Точно так же в период оттепели не произошло радикального переосмысления опыта войны, как можно было бы вообразить, — особенно если учесть то, насколько принципиальное место память о войне занимала в бесславном низвержении Хрущевым бывшего вождя в феврале 1956 года.
В результате перед нами возникает гораздо более сложная картина взаимодействия между социалистическим реализмом и социалистической реальностью в послевоенные годы. Было бы чрезвычайно затруднительно, а вероятно и рискованно, утверждать, что изображение жизни в том виде, как она представлялась в визуальной культуре 1930‐х годов, имело хоть какое-нибудь сходство с жизнью большинства советских людей — это, по определению Йорна Гулдберга, был «выдуманный (fictitious) мир», воплощенный в образности своей эпохи [27]. Однако следует признать, что все изменила война: точно так же, как в военные годы реальные сложности и жестокая смерть получали художественное воплощение одновременно с героическим изображением советских людей, в послевоенные годы не были полностью вычеркнуты все следы этой тенденции. Несмотря на риторику нормализации, которая упорно продвигалась государством, как только померкла первая эйфория победы, на смену ей пришли смерть, горе, увечья и утрата — все это можно обнаружить в искусстве позднего сталинизма. Произведений в подобном ключе появлялось совсем немного, а представленный в них подход к проблемным темам зачастую был довольно ограничен в эмоциональном плане — и все же они существовали, причем, что особенно важно в данном контексте, публиковались в журналах, которые каждую неделю попадали в руки миллионов людей. Рассматриваемый в этой книге материал не раз оспорит представление о том, что послевоенная визуальная культура была идентична довоенной, или о том, что движение в направлении большего охвата реалий советской жизни было исключительно результатом оттепели. Аналогичным образом будет показано, что столь же ошибочно (несмотря на происходящее в иных культурных сферах) любое допущение, будто попытки придать новую форму памяти о войне на рубеже 1950–1960‐х годов имели ярко выраженное воздействие на репрезентацию войны и ее последствий в изобразительном искусстве.
Почти все изменения в концепции маскулинности были в первую очередь связаны с двадцатилетней годовщиной Победы в 1965 году, а не со смертью Сталина или достижениями либерализации времен оттепели и даже не с развивавшимися параллельно процессами в мировой литературе и кино. Возросший статус Великой Отечественной войны в советском обществе 1960–1970‐х годов всегда был одной из важнейших составляющих брежневского периода. Именно в это время было построено большинство огромных мемориальных комплексов, посвященных войне, у Кремлевской стены была сооружена Могила Неизвестного Солдата, а в 1965 году, впервые с 1947 года, День Победы был вновь учрежден в качестве государственного праздника.

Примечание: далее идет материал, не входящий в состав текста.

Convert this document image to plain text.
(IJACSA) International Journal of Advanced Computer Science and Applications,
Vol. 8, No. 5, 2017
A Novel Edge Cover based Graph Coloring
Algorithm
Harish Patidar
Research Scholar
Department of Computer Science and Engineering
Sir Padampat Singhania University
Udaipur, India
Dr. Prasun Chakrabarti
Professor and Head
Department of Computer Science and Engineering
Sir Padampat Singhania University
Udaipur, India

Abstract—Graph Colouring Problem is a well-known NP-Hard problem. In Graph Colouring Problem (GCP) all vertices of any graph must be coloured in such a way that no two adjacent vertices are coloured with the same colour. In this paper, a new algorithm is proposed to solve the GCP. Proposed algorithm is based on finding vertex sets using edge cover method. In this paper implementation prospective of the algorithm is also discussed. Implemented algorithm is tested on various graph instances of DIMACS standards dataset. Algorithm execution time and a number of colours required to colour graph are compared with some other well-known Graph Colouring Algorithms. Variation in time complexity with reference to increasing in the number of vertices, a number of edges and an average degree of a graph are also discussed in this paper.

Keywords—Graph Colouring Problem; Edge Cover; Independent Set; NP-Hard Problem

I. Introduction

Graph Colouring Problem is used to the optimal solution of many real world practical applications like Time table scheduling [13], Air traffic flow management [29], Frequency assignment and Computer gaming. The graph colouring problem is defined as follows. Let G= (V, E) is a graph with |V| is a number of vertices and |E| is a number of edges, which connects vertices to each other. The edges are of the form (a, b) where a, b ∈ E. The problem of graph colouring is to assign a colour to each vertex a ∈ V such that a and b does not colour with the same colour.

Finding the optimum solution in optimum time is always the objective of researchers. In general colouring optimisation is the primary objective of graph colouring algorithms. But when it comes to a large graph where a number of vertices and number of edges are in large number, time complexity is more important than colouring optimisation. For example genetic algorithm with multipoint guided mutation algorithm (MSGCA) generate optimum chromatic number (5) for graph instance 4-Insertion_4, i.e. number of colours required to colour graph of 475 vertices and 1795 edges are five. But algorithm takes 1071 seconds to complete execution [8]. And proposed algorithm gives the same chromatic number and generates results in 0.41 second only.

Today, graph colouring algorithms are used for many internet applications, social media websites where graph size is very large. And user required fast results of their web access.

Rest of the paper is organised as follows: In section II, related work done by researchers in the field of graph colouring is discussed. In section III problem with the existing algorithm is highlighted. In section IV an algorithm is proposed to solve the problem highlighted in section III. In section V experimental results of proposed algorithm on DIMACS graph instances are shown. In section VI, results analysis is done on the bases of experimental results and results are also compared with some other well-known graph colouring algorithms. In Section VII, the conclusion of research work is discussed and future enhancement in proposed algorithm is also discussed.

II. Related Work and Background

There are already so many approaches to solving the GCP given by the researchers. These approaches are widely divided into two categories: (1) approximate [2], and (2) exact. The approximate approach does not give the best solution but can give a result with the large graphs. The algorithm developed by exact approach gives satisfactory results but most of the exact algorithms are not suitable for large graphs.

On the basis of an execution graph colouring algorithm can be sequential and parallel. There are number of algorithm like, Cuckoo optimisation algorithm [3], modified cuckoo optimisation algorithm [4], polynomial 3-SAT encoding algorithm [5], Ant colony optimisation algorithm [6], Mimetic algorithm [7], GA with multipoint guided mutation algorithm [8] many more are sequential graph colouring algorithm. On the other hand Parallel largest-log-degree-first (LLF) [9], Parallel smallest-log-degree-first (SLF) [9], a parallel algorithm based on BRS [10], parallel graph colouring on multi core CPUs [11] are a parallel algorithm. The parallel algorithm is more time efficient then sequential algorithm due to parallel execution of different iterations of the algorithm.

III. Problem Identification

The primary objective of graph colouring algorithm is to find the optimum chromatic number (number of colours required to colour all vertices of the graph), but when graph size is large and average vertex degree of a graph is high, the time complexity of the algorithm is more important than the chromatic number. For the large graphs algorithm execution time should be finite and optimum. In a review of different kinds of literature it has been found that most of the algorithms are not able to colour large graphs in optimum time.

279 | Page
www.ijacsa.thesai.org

Считается, что в те годы войну стали рассматривать в мифологизированном контексте, тогда же устоялся и определенный сквозной сюжет советской истории — от революции через индустриализацию и коллективизацию к спасению европейской цивилизации. Хотя больше не запрещалось публиковать мемуары, как это было в 1940–1950‐х годах, строгая цензура насильственно приводила эти воспоминания в соответствие с господствующим нарративом. Аналогичным образом развивалась ситуация в литературе: несмотря на то что в годы оттепели в ней нашлось место осмыслению неоднозначного опыта войны, в особенности описанию ужасов и череды бедствий ее самых первых месяцев, начиная с середины 1960‐х годов эти сюжеты вновь стали замалчиваться [28]. Если говорить о более материальных аспектах, то, как подчеркнул Марк Эделе, возобновление повышенного внимания к войне не означало, что ветераны приобрели некий новый статус в обществе или внезапно смогли получить доступ к тем компенсациям и благам, которые были обещаны им еще в 1940‐х годах [29]. Для многих культ войны был напыщенным и помпезным упражнением в риторике, нацеленной на усиление политической легитимности режима, а не возможностью наконец честно и полно рассказать о тех годах [30].